YOU ARE NOT MY MOTHER (2021)
Directed by Katie Dolan
Often Irish horror has a habit of grounding itself in centuries-old lore. Films like The Hallow, The Lodgers, Wake Wood and The Hole In The Ground all situate themselves against the backdrop of local legends and stories. While Kate Dolan’s accomplished debut, You Are Not My Mother, may immediately conjure up associations with Kat and Zoe Slater in EastEnders, it’s part of this tradition. It’s a modern take on tales about fairies (very different from the fairy tales you likely grew up on) and changelings, i.e., sprites that replace a stolen child or baby.
Char, short for Sharon, is a bright but troubled girl – the alienated geek who skipped a year at school but always eats alone at lunch. When she isn’t having creepy dreams about burning babies, she’s being bullied by the local mean girls (who also seem to crush on her). At least she has her family for support, right? Nope: her mum has very apparent mental health issues and crashes the car on the way to school, thinking she’s seen a horse on the road. To make matters worse, this is the last time Char sees her as later that day she’s vanished, leaving nothing but a shopping basket. Rita, Char’s grandma, is convinced she’ll come back – and sure enough, she does. But there’s something a little different about her. For a start, she’s happy now!
You Are Not My Mother wears its premise on its sleeve, and from the moment she returns Angela is evidently not the same woman we met at the beginning. Her change isn’t presented as a twist. Yet what’s interesting is it’s played as bittersweet: Char wrestles with this glaring truth because she wants to believe her mum has gotten better. It’s an emotionally complicated idea and one I’d like to see explored more. Unfortunately, at times the movie seems to do the bare minimum characterisation. Most notably, what should be the film’s central relationship seems underdeveloped, with little time to get to know the mother/daughter dynamic before the change takes place. It doesn’t help that Angela is a bit of a blank slate, despite a solid physical performance from Carolyn Bracken. There’s a brave premise in exploring when a person’s mental health issues can interfere with them being able to provide care for their own kid. Yet with the specifics of her condition being so vague, beyond a vacant look and a single muttered phrase. For that matter, it’d be good to learn more about Angela growing up with Rita – rather than the latter feeling like she’s there as a source of exposition.

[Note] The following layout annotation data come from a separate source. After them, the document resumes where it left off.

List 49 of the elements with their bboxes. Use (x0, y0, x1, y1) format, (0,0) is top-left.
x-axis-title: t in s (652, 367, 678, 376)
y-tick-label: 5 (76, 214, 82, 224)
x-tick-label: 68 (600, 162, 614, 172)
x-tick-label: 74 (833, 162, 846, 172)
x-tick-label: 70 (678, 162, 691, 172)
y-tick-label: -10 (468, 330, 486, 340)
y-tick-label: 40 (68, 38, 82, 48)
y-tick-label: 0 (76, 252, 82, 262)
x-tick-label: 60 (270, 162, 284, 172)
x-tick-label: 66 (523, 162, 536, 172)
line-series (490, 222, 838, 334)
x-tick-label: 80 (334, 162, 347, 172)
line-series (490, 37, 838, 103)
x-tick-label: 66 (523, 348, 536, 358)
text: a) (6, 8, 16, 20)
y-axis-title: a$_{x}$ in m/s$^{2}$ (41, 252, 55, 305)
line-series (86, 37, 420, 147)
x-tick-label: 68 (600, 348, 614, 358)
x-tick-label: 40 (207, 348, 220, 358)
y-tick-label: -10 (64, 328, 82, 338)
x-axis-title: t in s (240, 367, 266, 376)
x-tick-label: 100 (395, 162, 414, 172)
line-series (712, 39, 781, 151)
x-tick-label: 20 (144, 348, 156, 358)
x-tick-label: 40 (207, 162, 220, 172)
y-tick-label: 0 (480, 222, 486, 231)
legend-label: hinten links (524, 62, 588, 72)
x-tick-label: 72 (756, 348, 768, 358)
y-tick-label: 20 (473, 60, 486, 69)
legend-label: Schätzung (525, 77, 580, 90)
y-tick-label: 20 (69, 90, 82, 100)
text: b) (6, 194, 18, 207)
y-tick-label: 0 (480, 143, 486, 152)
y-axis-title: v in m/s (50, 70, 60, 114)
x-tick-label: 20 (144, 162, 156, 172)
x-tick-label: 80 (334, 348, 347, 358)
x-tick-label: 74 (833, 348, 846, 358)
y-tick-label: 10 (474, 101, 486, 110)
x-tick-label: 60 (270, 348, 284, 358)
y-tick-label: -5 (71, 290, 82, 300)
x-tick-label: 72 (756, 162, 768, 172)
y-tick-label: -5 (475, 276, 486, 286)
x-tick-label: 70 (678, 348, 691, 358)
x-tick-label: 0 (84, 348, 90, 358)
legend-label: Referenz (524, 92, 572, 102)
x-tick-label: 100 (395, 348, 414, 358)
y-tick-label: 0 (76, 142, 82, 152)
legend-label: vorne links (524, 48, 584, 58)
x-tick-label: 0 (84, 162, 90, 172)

Hence while it has momentum, no mean feat considering the threat is held at bay for almost the entire thing, it lacks dramatic stakes. That being said, I unexpectedly found myself more invested in Char’s evolving friendship with Suzanne – one of the bullies at first, who becomes nicer as the story goes on. Both come from broken homes and have responded to their circumstances differently. And though Suzanne doesn’t know what’s happening with Char, their scenes are among the movie’s most emotionally engaging. Hazel Doupe also does an excellent job of portraying a young person carrying the world’s weight on little shoulders. And while her passiveness means the film briefly lulls into repetition during the second act, she captures Char’s journey well. And it’s a decent journey! In terms of the actual plot beats, if not the characterisation, it’s a rich and complex tale that does a remarkable job of selling its fantastical elements – much like a certain cult classic that it does a fun visual reference too.
While it would have been welcome for it to commit more to being a folksy film, or embracing the generational trauma it’s clearly intended to symbolise, it establishes its premise and adds layer after layer to it. A neat development at the end of the second act ups the ante, leading to an intense finale. These sorts of films often peter out towards the end, though I think the pay-off here lives up to the build-up. For a debut, it’s confident storytelling. It also looks impressive too. Dolan skilfully juxtaposes the wide-open spaces outside family house with its small cluttered corridors – only adding to the claustrophobia and the feeling of not being safe at home. Her framing is exemplary: characters seen askew or through doorframes hint at something below the surface we’re looking at but not quite seeing.